Sem sentido, pensei. Ela vai embora e ficarás apenas com a imagem eterna da dança do vestido na receção aborrecida de ontem, será suficiente para te aquecer a alma. Abracei a minha filha ao chegar a casa, que tinha acordado ao ouvir as minhas chaves e que queria que a confortasse antes de adormecer finalmente. Fiz-lhe todas as vontades, despedi-me da filha da vizinha da frente que tomou conta dela, servi-me um whisky e sentei-me na cozinha a fumar o último cigarro do dia, a ver as luzes que se multiplicavam. E ela ali no meio da noite, talvez confusa pela recusa, talvez enternecida abraçada às rosas. Não sabia, não era preciso saber.
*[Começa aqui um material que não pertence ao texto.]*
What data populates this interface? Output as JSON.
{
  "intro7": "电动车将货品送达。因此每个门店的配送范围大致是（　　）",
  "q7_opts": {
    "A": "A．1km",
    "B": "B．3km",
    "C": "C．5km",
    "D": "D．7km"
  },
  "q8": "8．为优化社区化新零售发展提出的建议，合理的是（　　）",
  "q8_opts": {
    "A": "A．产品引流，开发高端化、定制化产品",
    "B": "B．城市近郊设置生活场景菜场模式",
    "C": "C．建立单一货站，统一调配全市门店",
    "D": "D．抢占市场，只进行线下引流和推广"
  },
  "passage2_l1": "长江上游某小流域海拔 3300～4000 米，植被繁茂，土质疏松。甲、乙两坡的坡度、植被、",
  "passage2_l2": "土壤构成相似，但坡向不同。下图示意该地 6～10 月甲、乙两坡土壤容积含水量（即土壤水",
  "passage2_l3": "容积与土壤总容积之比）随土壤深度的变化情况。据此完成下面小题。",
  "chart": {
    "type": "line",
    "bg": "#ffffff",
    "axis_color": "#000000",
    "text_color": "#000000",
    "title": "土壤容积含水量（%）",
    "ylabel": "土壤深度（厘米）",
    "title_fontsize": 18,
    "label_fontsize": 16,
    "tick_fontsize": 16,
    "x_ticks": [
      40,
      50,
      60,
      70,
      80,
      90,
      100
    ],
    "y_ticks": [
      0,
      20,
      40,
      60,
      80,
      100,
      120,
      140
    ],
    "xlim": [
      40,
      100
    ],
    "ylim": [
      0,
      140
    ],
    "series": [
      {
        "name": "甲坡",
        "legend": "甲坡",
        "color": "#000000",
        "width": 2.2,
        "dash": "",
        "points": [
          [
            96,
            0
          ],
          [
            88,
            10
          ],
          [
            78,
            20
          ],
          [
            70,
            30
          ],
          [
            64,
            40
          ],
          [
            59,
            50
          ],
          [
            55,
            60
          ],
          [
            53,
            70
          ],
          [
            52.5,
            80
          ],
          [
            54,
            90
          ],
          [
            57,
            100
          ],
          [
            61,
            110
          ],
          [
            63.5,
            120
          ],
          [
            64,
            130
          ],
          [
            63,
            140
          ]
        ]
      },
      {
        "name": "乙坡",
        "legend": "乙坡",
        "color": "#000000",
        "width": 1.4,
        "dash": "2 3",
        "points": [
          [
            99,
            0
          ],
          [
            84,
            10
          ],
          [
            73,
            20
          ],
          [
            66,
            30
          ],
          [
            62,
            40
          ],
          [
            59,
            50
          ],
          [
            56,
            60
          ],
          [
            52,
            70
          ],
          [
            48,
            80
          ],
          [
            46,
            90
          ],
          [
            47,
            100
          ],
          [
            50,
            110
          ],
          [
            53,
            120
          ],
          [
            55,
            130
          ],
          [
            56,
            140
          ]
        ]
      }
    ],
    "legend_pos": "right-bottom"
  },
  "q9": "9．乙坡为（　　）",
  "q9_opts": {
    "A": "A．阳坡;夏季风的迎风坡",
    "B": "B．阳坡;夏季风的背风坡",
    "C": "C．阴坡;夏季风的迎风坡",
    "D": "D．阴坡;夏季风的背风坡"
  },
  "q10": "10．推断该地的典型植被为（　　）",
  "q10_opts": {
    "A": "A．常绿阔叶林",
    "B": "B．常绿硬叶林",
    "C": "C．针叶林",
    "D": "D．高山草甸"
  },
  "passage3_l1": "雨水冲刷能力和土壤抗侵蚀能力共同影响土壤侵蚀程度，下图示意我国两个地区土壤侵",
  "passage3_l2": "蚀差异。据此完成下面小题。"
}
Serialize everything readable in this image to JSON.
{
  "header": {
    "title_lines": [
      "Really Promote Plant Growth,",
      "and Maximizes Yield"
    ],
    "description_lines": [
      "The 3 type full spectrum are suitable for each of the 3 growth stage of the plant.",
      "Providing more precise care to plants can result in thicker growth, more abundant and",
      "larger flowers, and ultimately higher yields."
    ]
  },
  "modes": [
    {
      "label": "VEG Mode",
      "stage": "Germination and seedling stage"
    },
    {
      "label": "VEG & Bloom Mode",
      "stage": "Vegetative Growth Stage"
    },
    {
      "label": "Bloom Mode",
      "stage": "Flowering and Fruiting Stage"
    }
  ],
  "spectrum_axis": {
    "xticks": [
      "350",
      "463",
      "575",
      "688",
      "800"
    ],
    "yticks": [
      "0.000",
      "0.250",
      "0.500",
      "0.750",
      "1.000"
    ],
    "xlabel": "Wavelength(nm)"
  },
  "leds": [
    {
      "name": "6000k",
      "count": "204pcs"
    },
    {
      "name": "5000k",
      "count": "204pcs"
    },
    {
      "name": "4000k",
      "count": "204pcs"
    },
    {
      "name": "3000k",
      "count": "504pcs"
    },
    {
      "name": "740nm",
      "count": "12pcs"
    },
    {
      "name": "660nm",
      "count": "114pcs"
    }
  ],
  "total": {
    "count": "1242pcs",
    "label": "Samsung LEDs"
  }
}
Um telefonema a horas impróprias e uma voz que me pediu uns minutos do meu tempo. Que "sublime" tinha sido uma amabilidade que não merecia. Que agradecia, novamente, o gesto tão gracioso das rosas. Que pedia desculpa pelo seu inglês arranhado. Não diga isso, pedi-lhe, que fosse em que língua fosse a voz dela era uma melodia que só os abençoados podiam ouvir. Riu-se, e informou-me que aceitava o meu convite. Que estaria no hotel à hora que desejasse. Que queria saber como cheira esta cidade e que paladar carrega. Que só teria tempo para mim e para Lisboa.
Agradeci e aceitei a tarefa de lhe dar o melhor de mim e de Lisboa. Um beijo, disse-me ela. Boa noite, respondi-lhe eu, e até amanhã.

Deixei-me adormecer, embalado pelas palavras dela, abraçado a uma emoção que não sabia nomear que me apaziguou a alma até o amanhecer que se avizinhava.